U.S. pipeline company Enterprise said volumes increased from last year as domestic production strains existing capacity. File Photo by Larry W. Smith/EPA
Aug. 1 (UPI) -- Gross operating margins for crude oil products declined, though U.S. pipeline company Enterprise Products Partners said new projects were under construction.
The company reported net income declined, but cash flow improved over the first quarter. Adjusted earnings before interest, taxes, depreciation and amortization of $1.8 billion marked a 32 percent improvement over second quarter 2017.
"We currently have $5.2 billion of growth projects under construction that are scheduled to be completed by the end of 2019," CEO Jim Teague said in a statement Wednesday. "We are continuing to make good progress in developing the next tranche of organic projects."

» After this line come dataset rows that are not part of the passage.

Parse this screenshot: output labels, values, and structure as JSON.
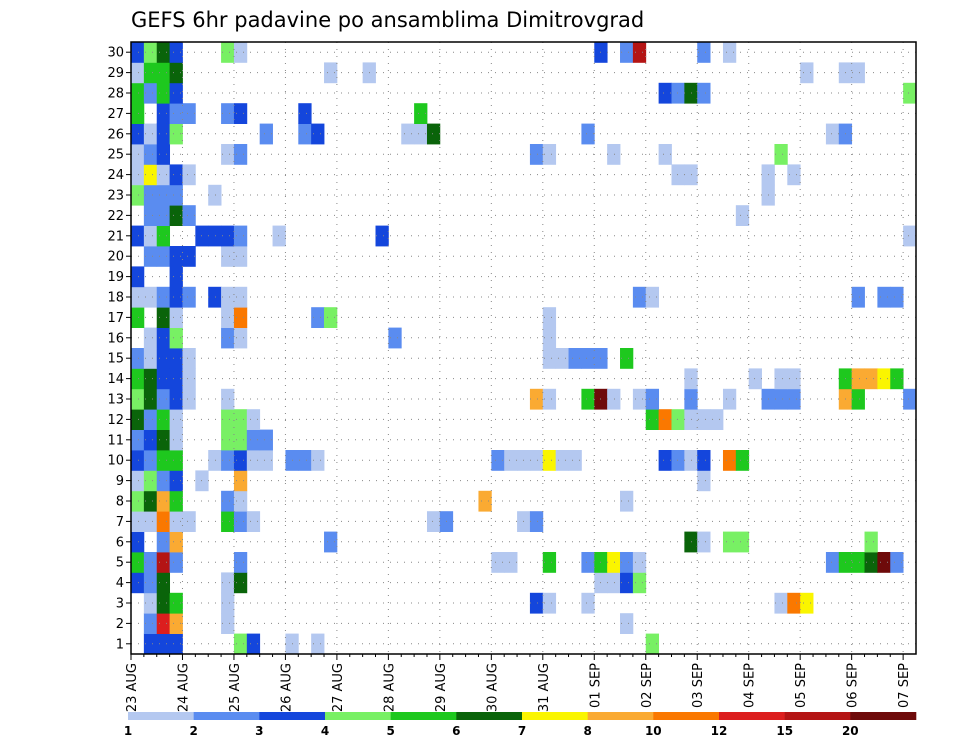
{
  "chart_data": {
    "type": "heatmap",
    "title": "GEFS 6hr padavine po ansamblima Dimitrovgrad",
    "xlabel": "",
    "ylabel": "",
    "x_ticks": [
      "23 AUG",
      "24 AUG",
      "25 AUG",
      "26 AUG",
      "27 AUG",
      "28 AUG",
      "29 AUG",
      "30 AUG",
      "31 AUG",
      "01 SEP",
      "02 SEP",
      "03 SEP",
      "04 SEP",
      "05 SEP",
      "06 SEP",
      "07 SEP"
    ],
    "y_ticks": [
      1,
      2,
      3,
      4,
      5,
      6,
      7,
      8,
      9,
      10,
      11,
      12,
      13,
      14,
      15,
      16,
      17,
      18,
      19,
      20,
      21,
      22,
      23,
      24,
      25,
      26,
      27,
      28,
      29,
      30
    ],
    "grid": true,
    "time_steps": 61,
    "members": 30,
    "legend": {
      "placement": "bottom",
      "levels": [
        1,
        2,
        3,
        4,
        5,
        6,
        7,
        8,
        10,
        12,
        15,
        20
      ],
      "colors": [
        "#b4c8f0",
        "#5a8cf0",
        "#1446dc",
        "#78f064",
        "#1ec81e",
        "#0a640a",
        "#faf500",
        "#faaa32",
        "#fa7800",
        "#dc1e1e",
        "#b41414",
        "#6e0a0a"
      ]
    },
    "cells": [
      [
        1,
        1,
        3
      ],
      [
        1,
        2,
        3
      ],
      [
        1,
        3,
        3
      ],
      [
        1,
        8,
        4
      ],
      [
        1,
        9,
        3
      ],
      [
        1,
        12,
        1
      ],
      [
        1,
        14,
        1
      ],
      [
        1,
        40,
        4
      ],
      [
        2,
        1,
        2
      ],
      [
        2,
        2,
        10
      ],
      [
        2,
        3,
        8
      ],
      [
        2,
        7,
        1
      ],
      [
        2,
        38,
        1
      ],
      [
        3,
        1,
        1
      ],
      [
        3,
        2,
        6
      ],
      [
        3,
        3,
        5
      ],
      [
        3,
        7,
        1
      ],
      [
        3,
        31,
        3
      ],
      [
        3,
        32,
        1
      ],
      [
        3,
        35,
        1
      ],
      [
        3,
        50,
        1
      ],
      [
        3,
        51,
        9
      ],
      [
        3,
        52,
        7
      ],
      [
        4,
        0,
        3
      ],
      [
        4,
        1,
        2
      ],
      [
        4,
        2,
        6
      ],
      [
        4,
        7,
        1
      ],
      [
        4,
        8,
        6
      ],
      [
        4,
        36,
        1
      ],
      [
        4,
        37,
        1
      ],
      [
        4,
        38,
        3
      ],
      [
        4,
        39,
        4
      ],
      [
        5,
        0,
        5
      ],
      [
        5,
        1,
        2
      ],
      [
        5,
        2,
        11
      ],
      [
        5,
        3,
        2
      ],
      [
        5,
        8,
        2
      ],
      [
        5,
        28,
        1
      ],
      [
        5,
        29,
        1
      ],
      [
        5,
        32,
        5
      ],
      [
        5,
        35,
        2
      ],
      [
        5,
        36,
        5
      ],
      [
        5,
        37,
        7
      ],
      [
        5,
        38,
        2
      ],
      [
        5,
        39,
        1
      ],
      [
        5,
        54,
        2
      ],
      [
        5,
        55,
        5
      ],
      [
        5,
        56,
        5
      ],
      [
        5,
        57,
        6
      ],
      [
        5,
        58,
        12
      ],
      [
        5,
        59,
        2
      ],
      [
        6,
        0,
        3
      ],
      [
        6,
        2,
        2
      ],
      [
        6,
        3,
        8
      ],
      [
        6,
        15,
        2
      ],
      [
        6,
        43,
        6
      ],
      [
        6,
        44,
        1
      ],
      [
        6,
        46,
        4
      ],
      [
        6,
        47,
        4
      ],
      [
        6,
        57,
        4
      ],
      [
        7,
        0,
        1
      ],
      [
        7,
        1,
        1
      ],
      [
        7,
        2,
        9
      ],
      [
        7,
        3,
        1
      ],
      [
        7,
        4,
        1
      ],
      [
        7,
        7,
        5
      ],
      [
        7,
        8,
        2
      ],
      [
        7,
        9,
        1
      ],
      [
        7,
        23,
        1
      ],
      [
        7,
        24,
        2
      ],
      [
        7,
        30,
        1
      ],
      [
        7,
        31,
        2
      ],
      [
        8,
        0,
        4
      ],
      [
        8,
        1,
        6
      ],
      [
        8,
        2,
        8
      ],
      [
        8,
        3,
        5
      ],
      [
        8,
        7,
        2
      ],
      [
        8,
        8,
        1
      ],
      [
        8,
        27,
        8
      ],
      [
        8,
        38,
        1
      ],
      [
        9,
        0,
        1
      ],
      [
        9,
        1,
        4
      ],
      [
        9,
        2,
        2
      ],
      [
        9,
        3,
        3
      ],
      [
        9,
        5,
        1
      ],
      [
        9,
        8,
        8
      ],
      [
        9,
        44,
        1
      ],
      [
        10,
        0,
        3
      ],
      [
        10,
        1,
        2
      ],
      [
        10,
        2,
        5
      ],
      [
        10,
        3,
        5
      ],
      [
        10,
        6,
        1
      ],
      [
        10,
        7,
        2
      ],
      [
        10,
        8,
        3
      ],
      [
        10,
        9,
        1
      ],
      [
        10,
        10,
        1
      ],
      [
        10,
        12,
        2
      ],
      [
        10,
        13,
        2
      ],
      [
        10,
        14,
        1
      ],
      [
        10,
        28,
        2
      ],
      [
        10,
        29,
        1
      ],
      [
        10,
        30,
        1
      ],
      [
        10,
        31,
        1
      ],
      [
        10,
        32,
        7
      ],
      [
        10,
        33,
        1
      ],
      [
        10,
        34,
        1
      ],
      [
        10,
        41,
        3
      ],
      [
        10,
        42,
        2
      ],
      [
        10,
        43,
        1
      ],
      [
        10,
        44,
        3
      ],
      [
        10,
        46,
        9
      ],
      [
        10,
        47,
        5
      ],
      [
        11,
        0,
        2
      ],
      [
        11,
        1,
        3
      ],
      [
        11,
        2,
        6
      ],
      [
        11,
        3,
        1
      ],
      [
        11,
        7,
        4
      ],
      [
        11,
        8,
        4
      ],
      [
        11,
        9,
        2
      ],
      [
        11,
        10,
        2
      ],
      [
        12,
        0,
        6
      ],
      [
        12,
        1,
        2
      ],
      [
        12,
        2,
        5
      ],
      [
        12,
        3,
        1
      ],
      [
        12,
        7,
        4
      ],
      [
        12,
        8,
        4
      ],
      [
        12,
        9,
        1
      ],
      [
        12,
        40,
        5
      ],
      [
        12,
        41,
        9
      ],
      [
        12,
        42,
        4
      ],
      [
        12,
        43,
        1
      ],
      [
        12,
        44,
        1
      ],
      [
        12,
        45,
        1
      ],
      [
        13,
        0,
        4
      ],
      [
        13,
        1,
        6
      ],
      [
        13,
        2,
        2
      ],
      [
        13,
        3,
        3
      ],
      [
        13,
        4,
        1
      ],
      [
        13,
        7,
        1
      ],
      [
        13,
        31,
        8
      ],
      [
        13,
        32,
        1
      ],
      [
        13,
        35,
        5
      ],
      [
        13,
        36,
        12
      ],
      [
        13,
        37,
        1
      ],
      [
        13,
        39,
        1
      ],
      [
        13,
        40,
        2
      ],
      [
        13,
        43,
        2
      ],
      [
        13,
        46,
        1
      ],
      [
        13,
        49,
        2
      ],
      [
        13,
        50,
        2
      ],
      [
        13,
        51,
        2
      ],
      [
        13,
        55,
        8
      ],
      [
        13,
        56,
        5
      ],
      [
        13,
        60,
        2
      ],
      [
        14,
        0,
        5
      ],
      [
        14,
        1,
        6
      ],
      [
        14,
        2,
        3
      ],
      [
        14,
        3,
        3
      ],
      [
        14,
        4,
        1
      ],
      [
        14,
        43,
        1
      ],
      [
        14,
        48,
        1
      ],
      [
        14,
        50,
        1
      ],
      [
        14,
        51,
        1
      ],
      [
        14,
        55,
        5
      ],
      [
        14,
        56,
        8
      ],
      [
        14,
        57,
        8
      ],
      [
        14,
        58,
        7
      ],
      [
        14,
        59,
        5
      ],
      [
        15,
        0,
        2
      ],
      [
        15,
        1,
        1
      ],
      [
        15,
        2,
        3
      ],
      [
        15,
        3,
        3
      ],
      [
        15,
        4,
        1
      ],
      [
        15,
        32,
        1
      ],
      [
        15,
        33,
        1
      ],
      [
        15,
        34,
        2
      ],
      [
        15,
        35,
        2
      ],
      [
        15,
        36,
        2
      ],
      [
        15,
        38,
        5
      ],
      [
        16,
        1,
        1
      ],
      [
        16,
        2,
        3
      ],
      [
        16,
        3,
        4
      ],
      [
        16,
        7,
        2
      ],
      [
        16,
        8,
        1
      ],
      [
        16,
        20,
        2
      ],
      [
        16,
        32,
        1
      ],
      [
        17,
        0,
        5
      ],
      [
        17,
        2,
        6
      ],
      [
        17,
        3,
        1
      ],
      [
        17,
        7,
        1
      ],
      [
        17,
        8,
        9
      ],
      [
        17,
        14,
        2
      ],
      [
        17,
        15,
        4
      ],
      [
        17,
        32,
        1
      ],
      [
        18,
        0,
        1
      ],
      [
        18,
        1,
        1
      ],
      [
        18,
        2,
        2
      ],
      [
        18,
        3,
        3
      ],
      [
        18,
        4,
        2
      ],
      [
        18,
        6,
        3
      ],
      [
        18,
        7,
        1
      ],
      [
        18,
        8,
        1
      ],
      [
        18,
        39,
        2
      ],
      [
        18,
        40,
        1
      ],
      [
        18,
        56,
        2
      ],
      [
        18,
        58,
        2
      ],
      [
        18,
        59,
        2
      ],
      [
        19,
        0,
        3
      ],
      [
        19,
        3,
        3
      ],
      [
        20,
        1,
        2
      ],
      [
        20,
        2,
        2
      ],
      [
        20,
        3,
        3
      ],
      [
        20,
        4,
        3
      ],
      [
        20,
        7,
        1
      ],
      [
        20,
        8,
        1
      ],
      [
        21,
        0,
        3
      ],
      [
        21,
        1,
        1
      ],
      [
        21,
        2,
        5
      ],
      [
        21,
        5,
        3
      ],
      [
        21,
        6,
        3
      ],
      [
        21,
        7,
        3
      ],
      [
        21,
        8,
        2
      ],
      [
        21,
        11,
        1
      ],
      [
        21,
        19,
        3
      ],
      [
        21,
        60,
        1
      ],
      [
        22,
        1,
        2
      ],
      [
        22,
        2,
        2
      ],
      [
        22,
        3,
        6
      ],
      [
        22,
        4,
        2
      ],
      [
        22,
        47,
        1
      ],
      [
        23,
        0,
        4
      ],
      [
        23,
        1,
        2
      ],
      [
        23,
        2,
        2
      ],
      [
        23,
        3,
        2
      ],
      [
        23,
        6,
        1
      ],
      [
        23,
        49,
        1
      ],
      [
        24,
        0,
        1
      ],
      [
        24,
        1,
        7
      ],
      [
        24,
        2,
        1
      ],
      [
        24,
        3,
        3
      ],
      [
        24,
        4,
        1
      ],
      [
        24,
        42,
        1
      ],
      [
        24,
        43,
        1
      ],
      [
        24,
        49,
        1
      ],
      [
        24,
        51,
        1
      ],
      [
        25,
        0,
        1
      ],
      [
        25,
        1,
        2
      ],
      [
        25,
        2,
        3
      ],
      [
        25,
        7,
        1
      ],
      [
        25,
        8,
        2
      ],
      [
        25,
        31,
        2
      ],
      [
        25,
        32,
        1
      ],
      [
        25,
        37,
        1
      ],
      [
        25,
        41,
        1
      ],
      [
        25,
        50,
        4
      ],
      [
        26,
        0,
        3
      ],
      [
        26,
        1,
        1
      ],
      [
        26,
        2,
        3
      ],
      [
        26,
        3,
        4
      ],
      [
        26,
        10,
        2
      ],
      [
        26,
        13,
        2
      ],
      [
        26,
        14,
        3
      ],
      [
        26,
        21,
        1
      ],
      [
        26,
        22,
        1
      ],
      [
        26,
        23,
        6
      ],
      [
        26,
        35,
        2
      ],
      [
        26,
        54,
        1
      ],
      [
        26,
        55,
        2
      ],
      [
        27,
        0,
        5
      ],
      [
        27,
        2,
        3
      ],
      [
        27,
        3,
        2
      ],
      [
        27,
        4,
        2
      ],
      [
        27,
        7,
        2
      ],
      [
        27,
        8,
        3
      ],
      [
        27,
        13,
        3
      ],
      [
        27,
        22,
        5
      ],
      [
        28,
        0,
        5
      ],
      [
        28,
        1,
        2
      ],
      [
        28,
        2,
        5
      ],
      [
        28,
        3,
        3
      ],
      [
        28,
        41,
        3
      ],
      [
        28,
        42,
        2
      ],
      [
        28,
        43,
        6
      ],
      [
        28,
        44,
        2
      ],
      [
        28,
        60,
        4
      ],
      [
        29,
        0,
        1
      ],
      [
        29,
        1,
        5
      ],
      [
        29,
        2,
        5
      ],
      [
        29,
        3,
        6
      ],
      [
        29,
        15,
        1
      ],
      [
        29,
        18,
        1
      ],
      [
        29,
        52,
        1
      ],
      [
        29,
        55,
        1
      ],
      [
        29,
        56,
        1
      ],
      [
        30,
        0,
        3
      ],
      [
        30,
        1,
        4
      ],
      [
        30,
        2,
        6
      ],
      [
        30,
        3,
        3
      ],
      [
        30,
        7,
        4
      ],
      [
        30,
        8,
        1
      ],
      [
        30,
        36,
        3
      ],
      [
        30,
        38,
        2
      ],
      [
        30,
        39,
        11
      ],
      [
        30,
        44,
        2
      ],
      [
        30,
        46,
        1
      ]
    ]
  }
}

That's important for a U.S. energy sector facing delivery bottlenecks because production trends are straining existing pipeline capacity. Tariffs imposed on imported steel on national security grounds have been met with industry criticism because it would make future infrastructure more expensive.
The U.S. energy sector depends on a handful of foreign suppliers for steel pipelines as the domestic sector focuses on other industry sectors like automotive.
The company reported gross operating margin from its crude oil pipelines segment was $53 million, which included losses from widening difference in U.S. oil price indices. That compares with a gross operating margin of $237 million for second quarter 2017.
That came as crude oil pipeline transportation volumes set a record in the quarter for Enterprise at 2.1 million barrels per day, a 40 percent increase from the same period last year.
The company announced plans last year to convert a pipeline in its portfolio that carries natural gas from the Permian shale basin to a crude oil pipeline. Enterprise said repurposing one of its gas lines to carry oil would lift its total carrying capacity to more than 650,000 barrels per day from the Permian shale to its crude oil hub in Houston.
Capital expenditures increased 43 percent from second quarter 2017. The company realized an average price for West Texas Intermediate, the U.S. benchmark for the price of oil, of $65.38 per barrel. The spread, or difference, between U.S. price indices ranged from a $7.95 per barrel discount to a $5.09 per barrel premium to WTI.